Amnistías e indultos

Empieza a abrirse camino una voluntad mayoritaria de poner fin a la contienda del 'procés'. Lentamente comienza a haber menos actores que quieran seguir a la greña, y ello es positivo aunque novedoso. Se detecta un consenso implícito acerca de que uno de los principales problemas del contencioso es la judicialización de la política catalana, aunque existe una explícita desorientación sobre cómo intentar ponerle fin.

Unos proponen una actitud menos punitiva de la Fiscalía. Otros una reforma del delito de sedición en el Código Penal. Algunos argumentan que ayudaría una mutua asunción de culpas, tal vez por lo que tienen en común ambos bandos: haber dejado en mal lugar a las leyes, con una voluntad política u otra. Finalmente, hace ya tiempo que las palabras indulto y amnistía entraron en el debate político.

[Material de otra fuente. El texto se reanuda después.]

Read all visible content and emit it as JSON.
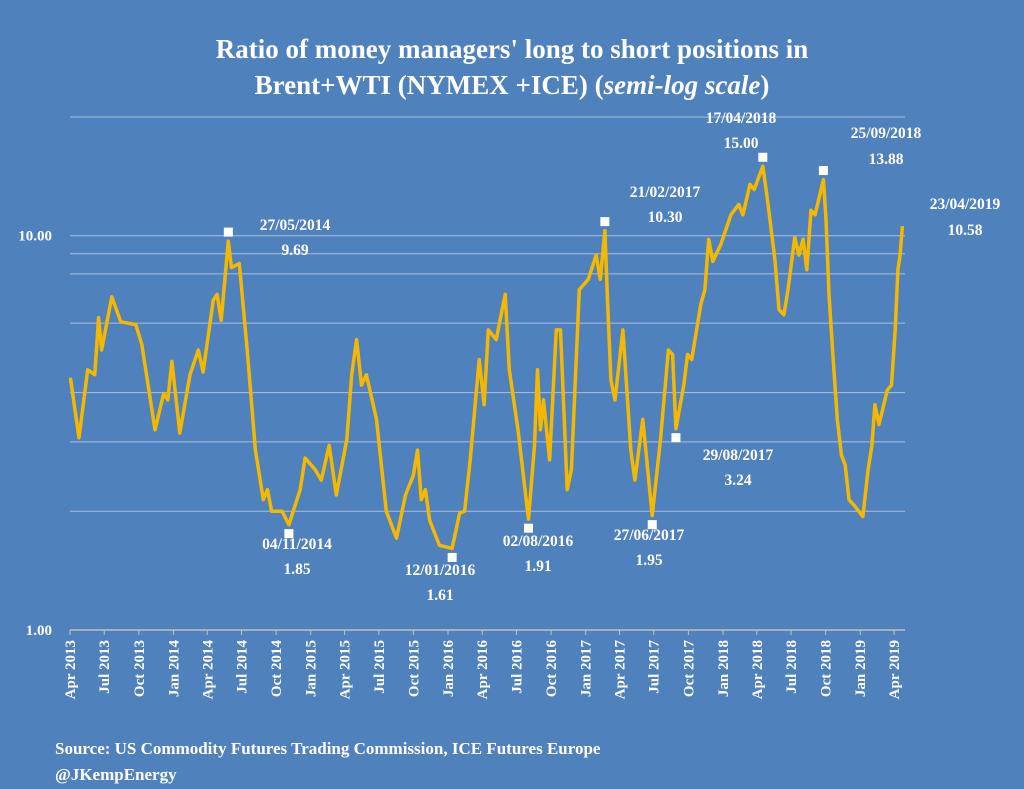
{
  "chart_data": {
    "type": "line",
    "title": [
      "Ratio of money managers' long to short positions in",
      "Brent+WTI (NYMEX +ICE) (",
      "semi-log scale",
      ")"
    ],
    "source": [
      "Source: US Commodity Futures Trading Commission, ICE Futures Europe",
      "@JKempEnergy"
    ],
    "log_y": true,
    "ylim": [
      1,
      20
    ],
    "yticks": [
      {
        "value": 1,
        "label": "1.00"
      },
      {
        "value": 10,
        "label": "10.00"
      }
    ],
    "ygrid": [
      2,
      3,
      4,
      6,
      8,
      9,
      10,
      20
    ],
    "xlim": [
      "2013-04-01",
      "2019-04-30"
    ],
    "xticks": [
      {
        "value": "2013-04",
        "label": "Apr 2013"
      },
      {
        "value": "2013-07",
        "label": "Jul 2013"
      },
      {
        "value": "2013-10",
        "label": "Oct 2013"
      },
      {
        "value": "2014-01",
        "label": "Jan 2014"
      },
      {
        "value": "2014-04",
        "label": "Apr 2014"
      },
      {
        "value": "2014-07",
        "label": "Jul 2014"
      },
      {
        "value": "2014-10",
        "label": "Oct 2014"
      },
      {
        "value": "2015-01",
        "label": "Jan 2015"
      },
      {
        "value": "2015-04",
        "label": "Apr 2015"
      },
      {
        "value": "2015-07",
        "label": "Jul 2015"
      },
      {
        "value": "2015-10",
        "label": "Oct 2015"
      },
      {
        "value": "2016-01",
        "label": "Jan 2016"
      },
      {
        "value": "2016-04",
        "label": "Apr 2016"
      },
      {
        "value": "2016-07",
        "label": "Jul 2016"
      },
      {
        "value": "2016-10",
        "label": "Oct 2016"
      },
      {
        "value": "2017-01",
        "label": "Jan 2017"
      },
      {
        "value": "2017-04",
        "label": "Apr 2017"
      },
      {
        "value": "2017-07",
        "label": "Jul 2017"
      },
      {
        "value": "2017-10",
        "label": "Oct 2017"
      },
      {
        "value": "2018-01",
        "label": "Jan 2018"
      },
      {
        "value": "2018-04",
        "label": "Apr 2018"
      },
      {
        "value": "2018-07",
        "label": "Jul 2018"
      },
      {
        "value": "2018-10",
        "label": "Oct 2018"
      },
      {
        "value": "2019-01",
        "label": "Jan 2019"
      },
      {
        "value": "2019-04",
        "label": "Apr 2019"
      }
    ],
    "x": [
      "2013-04-02",
      "2013-04-25",
      "2013-05-18",
      "2013-06-06",
      "2013-06-16",
      "2013-06-24",
      "2013-07-21",
      "2013-08-14",
      "2013-09-23",
      "2013-10-09",
      "2013-11-13",
      "2013-12-06",
      "2013-12-17",
      "2013-12-28",
      "2014-01-18",
      "2014-02-14",
      "2014-03-08",
      "2014-03-21",
      "2014-04-17",
      "2014-04-27",
      "2014-05-08",
      "2014-05-27",
      "2014-06-04",
      "2014-06-25",
      "2014-07-16",
      "2014-08-07",
      "2014-08-28",
      "2014-09-08",
      "2014-09-19",
      "2014-10-17",
      "2014-11-04",
      "2014-12-04",
      "2014-12-17",
      "2015-01-13",
      "2015-01-29",
      "2015-02-19",
      "2015-03-10",
      "2015-04-07",
      "2015-04-20",
      "2015-05-03",
      "2015-05-16",
      "2015-05-29",
      "2015-06-25",
      "2015-07-21",
      "2015-08-17",
      "2015-09-10",
      "2015-10-01",
      "2015-10-12",
      "2015-10-22",
      "2015-11-02",
      "2015-11-13",
      "2015-12-09",
      "2016-01-12",
      "2016-02-01",
      "2016-02-14",
      "2016-02-29",
      "2016-03-24",
      "2016-04-06",
      "2016-04-17",
      "2016-05-08",
      "2016-06-01",
      "2016-06-12",
      "2016-07-05",
      "2016-08-02",
      "2016-08-18",
      "2016-08-26",
      "2016-09-03",
      "2016-09-11",
      "2016-09-27",
      "2016-10-15",
      "2016-10-26",
      "2016-11-13",
      "2016-11-24",
      "2016-12-15",
      "2017-01-08",
      "2017-01-29",
      "2017-02-09",
      "2017-02-21",
      "2017-02-28",
      "2017-03-09",
      "2017-03-20",
      "2017-04-10",
      "2017-05-01",
      "2017-05-12",
      "2017-06-02",
      "2017-06-27",
      "2017-07-19",
      "2017-08-09",
      "2017-08-20",
      "2017-08-29",
      "2017-09-19",
      "2017-09-29",
      "2017-10-10",
      "2017-11-03",
      "2017-11-14",
      "2017-11-24",
      "2017-12-05",
      "2017-12-26",
      "2018-01-22",
      "2018-02-12",
      "2018-02-23",
      "2018-03-14",
      "2018-03-25",
      "2018-04-17",
      "2018-04-28",
      "2018-05-19",
      "2018-05-30",
      "2018-06-12",
      "2018-06-23",
      "2018-07-11",
      "2018-07-22",
      "2018-08-02",
      "2018-08-12",
      "2018-08-23",
      "2018-09-03",
      "2018-09-25",
      "2018-10-02",
      "2018-10-10",
      "2018-10-21",
      "2018-11-01",
      "2018-11-12",
      "2018-11-22",
      "2018-12-02",
      "2018-12-16",
      "2019-01-08",
      "2019-01-22",
      "2019-02-01",
      "2019-02-09",
      "2019-02-20",
      "2019-03-14",
      "2019-03-25",
      "2019-04-04",
      "2019-04-11",
      "2019-04-17",
      "2019-04-23"
    ],
    "series": [
      {
        "color": "#f5b800",
        "values": [
          4.36,
          3.07,
          4.57,
          4.44,
          6.2,
          5.13,
          7.0,
          6.05,
          5.95,
          5.3,
          3.22,
          3.98,
          3.83,
          4.8,
          3.16,
          4.44,
          5.13,
          4.51,
          6.87,
          7.1,
          6.1,
          9.69,
          8.3,
          8.5,
          5.13,
          2.86,
          2.14,
          2.27,
          2.0,
          2.0,
          1.85,
          2.27,
          2.73,
          2.55,
          2.4,
          2.94,
          2.2,
          3.04,
          4.44,
          5.45,
          4.18,
          4.44,
          3.42,
          2.0,
          1.71,
          2.2,
          2.47,
          2.86,
          2.14,
          2.27,
          1.9,
          1.64,
          1.61,
          1.98,
          2.0,
          2.7,
          4.85,
          3.73,
          5.77,
          5.45,
          7.1,
          4.57,
          3.22,
          1.91,
          2.94,
          4.57,
          3.22,
          3.83,
          2.7,
          5.77,
          5.77,
          2.27,
          2.55,
          7.3,
          7.75,
          8.93,
          7.75,
          10.3,
          6.87,
          4.31,
          3.83,
          5.77,
          2.86,
          2.4,
          3.42,
          1.95,
          3.04,
          5.13,
          5.0,
          3.24,
          4.18,
          5.0,
          4.85,
          6.7,
          7.3,
          9.8,
          8.6,
          9.48,
          11.3,
          12.0,
          11.3,
          13.5,
          13.1,
          15.0,
          12.6,
          8.7,
          6.5,
          6.3,
          7.3,
          9.9,
          8.93,
          9.8,
          8.2,
          11.6,
          11.3,
          13.88,
          11.0,
          7.1,
          4.85,
          3.42,
          2.78,
          2.62,
          2.14,
          2.07,
          1.94,
          2.55,
          2.94,
          3.73,
          3.32,
          4.06,
          4.18,
          5.77,
          8.2,
          8.93,
          10.58
        ]
      }
    ],
    "annotations": [
      {
        "x": "2014-05-27",
        "value": 9.69,
        "date_label": "27/05/2014",
        "value_label": "9.69"
      },
      {
        "x": "2014-11-04",
        "value": 1.85,
        "date_label": "04/11/2014",
        "value_label": "1.85"
      },
      {
        "x": "2016-01-12",
        "value": 1.61,
        "date_label": "12/01/2016",
        "value_label": "1.61"
      },
      {
        "x": "2016-08-02",
        "value": 1.91,
        "date_label": "02/08/2016",
        "value_label": "1.91"
      },
      {
        "x": "2017-06-27",
        "value": 1.95,
        "date_label": "27/06/2017",
        "value_label": "1.95"
      },
      {
        "x": "2017-08-29",
        "value": 3.24,
        "date_label": "29/08/2017",
        "value_label": "3.24"
      },
      {
        "x": "2017-02-21",
        "value": 10.3,
        "date_label": "21/02/2017",
        "value_label": "10.30"
      },
      {
        "x": "2018-04-17",
        "value": 15,
        "date_label": "17/04/2018",
        "value_label": "15.00"
      },
      {
        "x": "2018-09-25",
        "value": 13.88,
        "date_label": "25/09/2018",
        "value_label": "13.88"
      },
      {
        "x": "2019-04-23",
        "value": 10.58,
        "date_label": "23/04/2019",
        "value_label": "10.58"
      }
    ]
  }
}
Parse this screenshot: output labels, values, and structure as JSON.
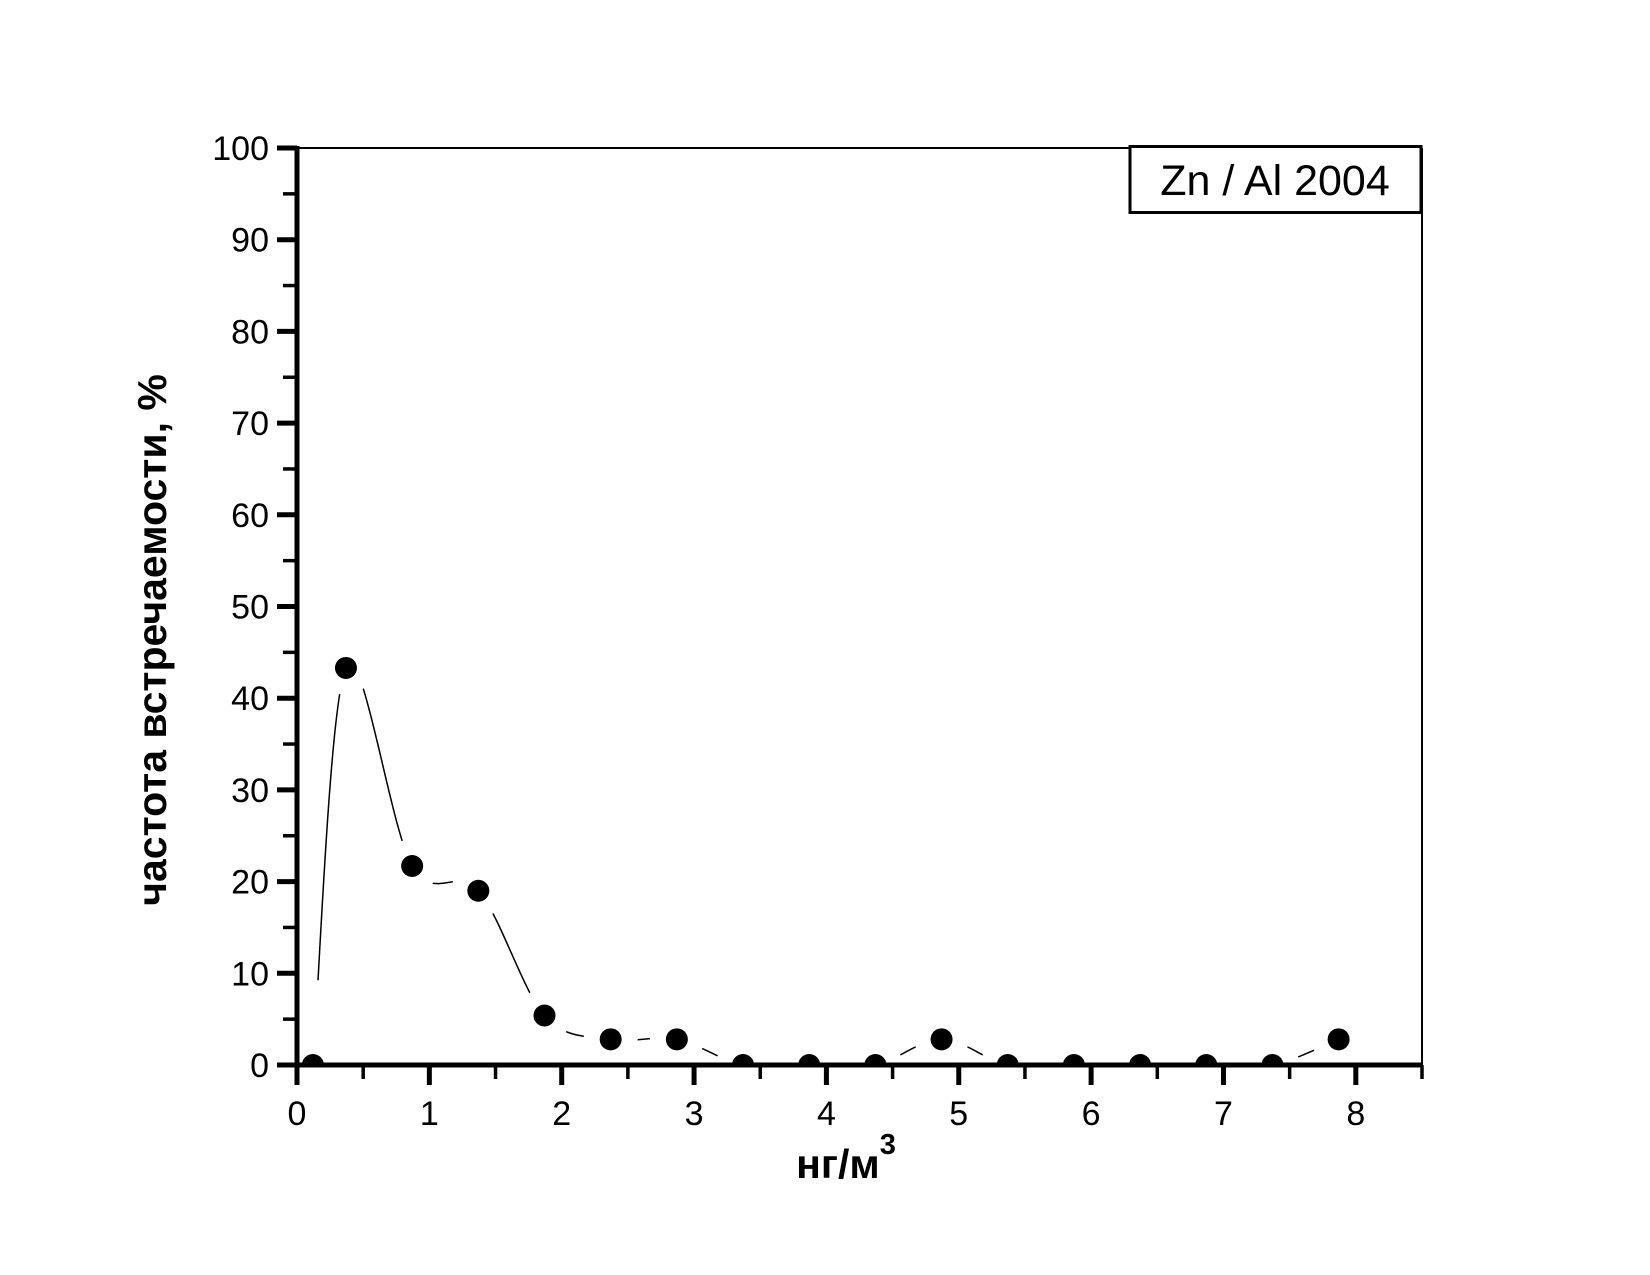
{
  "chart_data": {
    "type": "line",
    "legend": "Zn / Al 2004",
    "ylabel": "частота встречаемости, %",
    "xlabel": "нг/м",
    "xlabel_superscript": "3",
    "x": [
      0.12,
      0.37,
      0.87,
      1.37,
      1.87,
      2.37,
      2.87,
      3.37,
      3.87,
      4.37,
      4.87,
      5.37,
      5.87,
      6.37,
      6.87,
      7.37,
      7.87
    ],
    "y": [
      0,
      43.3,
      21.7,
      19.0,
      5.4,
      2.8,
      2.8,
      0,
      0,
      0,
      2.8,
      0,
      0,
      0,
      0,
      0,
      2.8
    ],
    "xlim": [
      0,
      8.5
    ],
    "ylim": [
      0,
      100
    ],
    "x_major_ticks": [
      0,
      1,
      2,
      3,
      4,
      5,
      6,
      7,
      8
    ],
    "x_minor_step": 0.5,
    "y_major_ticks": [
      0,
      10,
      20,
      30,
      40,
      50,
      60,
      70,
      80,
      90,
      100
    ],
    "y_minor_step": 5,
    "grid": false,
    "legend_position": "top-right",
    "line_color": "#000000",
    "marker_color": "#000000",
    "background_color": "#ffffff",
    "marker_shape": "filled-circle"
  }
}
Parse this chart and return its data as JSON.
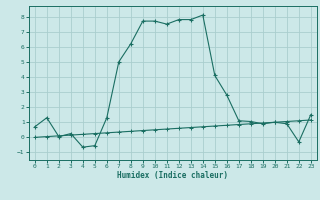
{
  "xlabel": "Humidex (Indice chaleur)",
  "background_color": "#cce8e8",
  "grid_color": "#aacece",
  "line_color": "#1a6e62",
  "x_line1": [
    0,
    1,
    2,
    3,
    4,
    5,
    6,
    7,
    8,
    9,
    10,
    11,
    12,
    13,
    14,
    15,
    16,
    17,
    18,
    19,
    20,
    21,
    22,
    23
  ],
  "y_line1": [
    0.7,
    1.3,
    0.05,
    0.25,
    -0.65,
    -0.55,
    1.3,
    5.0,
    6.2,
    7.7,
    7.7,
    7.5,
    7.8,
    7.8,
    8.1,
    4.1,
    2.8,
    1.1,
    1.05,
    0.9,
    1.0,
    0.9,
    -0.3,
    1.5
  ],
  "x_line2": [
    0,
    1,
    2,
    3,
    4,
    5,
    6,
    7,
    8,
    9,
    10,
    11,
    12,
    13,
    14,
    15,
    16,
    17,
    18,
    19,
    20,
    21,
    22,
    23
  ],
  "y_line2": [
    0.0,
    0.05,
    0.1,
    0.15,
    0.2,
    0.25,
    0.3,
    0.35,
    0.4,
    0.45,
    0.5,
    0.55,
    0.6,
    0.65,
    0.7,
    0.75,
    0.8,
    0.85,
    0.9,
    0.95,
    1.0,
    1.05,
    1.1,
    1.15
  ],
  "ylim": [
    -1.5,
    8.7
  ],
  "xlim": [
    -0.5,
    23.5
  ],
  "yticks": [
    -1,
    0,
    1,
    2,
    3,
    4,
    5,
    6,
    7,
    8
  ],
  "xticks": [
    0,
    1,
    2,
    3,
    4,
    5,
    6,
    7,
    8,
    9,
    10,
    11,
    12,
    13,
    14,
    15,
    16,
    17,
    18,
    19,
    20,
    21,
    22,
    23
  ]
}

Una reforma del Código Penal del delito de sedición es una opción, pero las reformas legislativas duran tiempo, son algo farragosas y ofrecen decenas de oportunidades mediáticas para calentar el ambiente, lo que probablemente no convenga en un asunto tan delicado como el conflicto catalán.

De ahí que sean más bienvenidas otras actuaciones más rápidas, como las que podría protagonizar el ministerio fiscal retirando o atemperando relevantemente las acusaciones en los procesos pendientes, o no oponiéndose a una suavización del régimen penitenciario de los presos, que parece que no está soliviantando tantos ánimos como quizá se pudo pensar en un principio. Las citadas medidas, por su ajuste estricto al Derecho vigente y debidamente explicadas –ambas cosas son esenciales–, poseen un impacto popular mucho más reducido de lo que se cree. Pero esos beneficios penitenciarios son también lentos, más de lo que precisa la agilidad que en ciertos momentos necesita la política.

Es por ello por lo que se abre la opción de pensar en indultos y amnistías, que acaban definitivamente con las penas de prisión o con los procesos respectivamente. Los indultos son potestad del Gobierno, que los puede conceder solo de forma individualizada, como manda la Constitución. Son discutibles desde la perspectiva de la división de poderes, pero existen en la mayoría de países. En algunos, como en Suiza, no los concede el Gobierno –es lo habitual– sino el Parlamento, para darles mayor legitimación democrática.

La amnistía está citada en la ley de enjuiciamiento criminal y hay precedentes de leyes de amnistía en España. Aunque todas esas leyes son anteriores a 1978, han sido tenidas por vigentes –y por tanto por constitucionales– después de esa fecha, aunque no sin reticencias y contratiempos. Algunas voces autorizadas, que no comparto, sugieren que son inconstitucionales. Suponen un olvido de los hechos, que ya no se juzgan. Es un borrón y cuenta nueva, habitualmente por razones políticas. Además, es un olvido que promueve el órgano que representa a la soberanía popular, el Parlamento, y no un Gobierno. Por ese motivo, la prohibición constitucional de que el Parlamento autorice “indultos generales” al poder ejecutivo, no puede limitar el poder del propio Parlamento de aprobar leyes de amnistía en los supuestos que considere oportuno, con los límites que marca la legalidad internacional, dado que no es posible amnistiar delitos de lesa humanidad.

Pero una ley de amnistía tiene el inconveniente de cualquier ley: la lentitud de su tramitación, que igual que antes indiqué, puede hacer subir la temperatura del ambiente político. Incluso no faltan voces que desde hace tiempo están construyendo ucronías, sugiriendo que la guerra civil no se hubiera producido de no haberse amnistiado a Companys y su Gobierno en 1936. Sin embargo, aleja cualquier parangón el solo hecho de considerar las circunstancias de entonces –una frágil y muy accidentada democracia de apenas cinco años, con constante ruido de sables–, y compararlas con las de ahora: una democracia consolidada de 42 años en un espacio innegablemente democrático como el de la Unión Europea. En este contexto actual, quizás lo que más inestabilidad ha provocado es precisamente no haber considerado hasta el momento medidas de gracia, sino casi exclusivamente el castigo. En todo caso, no fue precisamente la amnistía de Companys y su Gobierno la que provocó el golpe de Estado de 18 de julio de 1936.

Todas las medidas apuntadas tienen ventajas e inconvenientes. Pero convendría no romper el consenso en torno a lo principal: la enorme mayoría de la ciudadanía está deseando ya, de un modo u otro, pasar página.

Jordi Nieva-Fenoll, Catedrático de Derecho Procesal de la Universitat de Barcelona.